Subset an scMinimal object by specified genes, donors, cells, or cell types

Usage

subset_scMinimal(
  scMinimal,
  ctypes_use = NULL,
  cells_use = NULL,
  donors_use = NULL,
  genes_use = NULL,
  in_place = TRUE
)

Arguments

scMinimal

environment A sub-container for the project typically consisting of gene expression data in its raw and processed forms as well as metadata

ctypes_use

character The cell types to keep (default=NULL)

cells_use

character Cell barcodes for the cells to keep (default=NULL)

donors_use

character The donors to keep (default=NULL)

genes_use

character The genes to keep (default=NULL)

in_place

logical If set to TRUE then replaces the input object with the new subsetted object (default=TRUE)

Value

A subsetted scMinimal object.

Examples

cell_names <- colnames(test_container$scMinimal_full$count_data)
cells_sub <- sample(cell_names,40)
scMinimal <- subset_scMinimal(test_container$scMinimal_full,
cells_use=cells_sub)

Data container for testing tensor formation steps

Description

Data container for testing tensor formation steps

Usage

test_container

Format

An object of class environment of length 10.


Helper function for running the decomposition. Use the run_tucker_ica() wrapper function instead.

Description

Helper function for running the decomposition. Use the run_tucker_ica() wrapper function instead.

Usage

tucker_ica_helper(
  tensor_data,
  ranks,
  tucker_type,
  rotation_type,
  projection_container = NULL
)

Arguments

tensor_data

list The tensor data including donor, gene, and cell type labels as well as the tensor array itself

ranks

numeric The number of donor and gene factors respectively, to decompose to using Tucker decomposition.

tucker_type

character The 'regular' type is the only one currently implemented

rotation_type

character Set to 'hybrid' to optimize loadings via our hybrid method (see paper for details). Set to 'ica_dsc' to perform ICA rotation on resulting donor factor matrix. Set to 'ica_lds' to optimize loadings by the ICA rotation.

projection_container

environment A project container to store projection data in. Currently only implemented for 'hybrid' and 'ica_dsc' rotations. (default=NULL)

Value

The list of results for tucker decomposition with donor scores matrix in first element and loadings matrix in second element.
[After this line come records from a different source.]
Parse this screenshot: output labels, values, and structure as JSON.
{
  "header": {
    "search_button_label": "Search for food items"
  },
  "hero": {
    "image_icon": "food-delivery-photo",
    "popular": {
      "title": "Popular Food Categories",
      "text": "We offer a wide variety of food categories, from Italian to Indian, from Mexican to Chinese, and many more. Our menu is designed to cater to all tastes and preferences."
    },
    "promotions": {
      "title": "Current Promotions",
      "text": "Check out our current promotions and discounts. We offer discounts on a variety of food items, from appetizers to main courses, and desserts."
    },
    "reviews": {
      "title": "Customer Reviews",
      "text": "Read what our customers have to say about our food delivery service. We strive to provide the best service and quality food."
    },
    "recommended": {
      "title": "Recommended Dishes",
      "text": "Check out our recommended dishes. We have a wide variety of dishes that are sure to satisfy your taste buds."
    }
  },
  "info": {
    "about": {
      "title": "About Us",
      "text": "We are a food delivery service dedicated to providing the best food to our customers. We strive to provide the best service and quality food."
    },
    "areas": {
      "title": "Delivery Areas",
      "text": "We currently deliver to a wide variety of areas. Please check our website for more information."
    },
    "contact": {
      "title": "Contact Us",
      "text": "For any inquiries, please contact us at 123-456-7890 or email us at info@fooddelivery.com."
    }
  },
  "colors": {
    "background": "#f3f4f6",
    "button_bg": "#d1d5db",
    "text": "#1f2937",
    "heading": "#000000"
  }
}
Update any of the experiment-wide parameters

Description

Update any of the experiment-wide parameters

Usage

update_params(container, ctypes_use = NULL, ncores = NULL, rand_seed = NULL)

Arguments

container

environment Project container that stores sub-containers for each cell type as well as results and plots from all analyses

ctypes_use

character Names of the cell types to use for the analysis (default=NULL)

ncores

numeric Number of cores to use (default=NULL)

rand_seed

numeric Random seed to use (default=NULL)

Value

The project container with updated experiment parameters in container$experiment_params.

Examples

test_container <- update_params(test_container, ncores=1)
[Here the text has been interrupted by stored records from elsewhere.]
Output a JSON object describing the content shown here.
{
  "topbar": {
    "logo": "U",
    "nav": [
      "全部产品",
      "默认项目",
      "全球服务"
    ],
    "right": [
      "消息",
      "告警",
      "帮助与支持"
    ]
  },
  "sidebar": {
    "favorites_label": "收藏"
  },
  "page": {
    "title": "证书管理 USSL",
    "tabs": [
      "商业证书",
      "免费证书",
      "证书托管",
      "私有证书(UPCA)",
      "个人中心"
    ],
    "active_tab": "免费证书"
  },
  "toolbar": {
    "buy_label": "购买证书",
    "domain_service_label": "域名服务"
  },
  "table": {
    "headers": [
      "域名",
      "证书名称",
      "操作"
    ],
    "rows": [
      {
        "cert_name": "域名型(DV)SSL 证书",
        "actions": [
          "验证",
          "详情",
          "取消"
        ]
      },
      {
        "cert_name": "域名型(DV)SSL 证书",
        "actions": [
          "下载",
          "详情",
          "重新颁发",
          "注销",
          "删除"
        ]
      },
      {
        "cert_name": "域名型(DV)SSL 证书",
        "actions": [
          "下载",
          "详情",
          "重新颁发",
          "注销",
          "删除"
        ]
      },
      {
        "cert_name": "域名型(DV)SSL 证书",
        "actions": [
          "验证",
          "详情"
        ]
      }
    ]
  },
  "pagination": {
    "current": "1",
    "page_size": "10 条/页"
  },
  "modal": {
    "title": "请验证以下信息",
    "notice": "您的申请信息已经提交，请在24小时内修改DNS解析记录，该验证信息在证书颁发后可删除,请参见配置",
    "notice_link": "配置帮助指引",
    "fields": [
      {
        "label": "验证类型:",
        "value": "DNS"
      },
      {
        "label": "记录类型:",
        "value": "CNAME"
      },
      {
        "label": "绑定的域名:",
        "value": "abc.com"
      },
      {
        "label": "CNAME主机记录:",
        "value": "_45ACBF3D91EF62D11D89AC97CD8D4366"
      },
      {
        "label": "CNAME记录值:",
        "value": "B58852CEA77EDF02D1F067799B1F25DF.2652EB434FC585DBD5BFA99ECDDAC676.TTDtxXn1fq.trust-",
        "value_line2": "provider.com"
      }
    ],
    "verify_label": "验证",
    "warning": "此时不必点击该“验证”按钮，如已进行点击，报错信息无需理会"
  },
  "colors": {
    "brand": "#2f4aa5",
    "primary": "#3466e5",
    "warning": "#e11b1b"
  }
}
Compute significantly variable genes via anova. Generally, this should be done through calling the form_tensor() wrapper function.

Description

Compute significantly variable genes via anova. Generally, this should be done through calling the form_tensor() wrapper function.

Usage

vargenes_anova(scMinimal, ncores)

Arguments

scMinimal

environment A sub-container for the project typically consisting of gene expression data in its raw and processed forms

ncores

numeric Number of cores to use

Value

A list of raw p-values for each gene.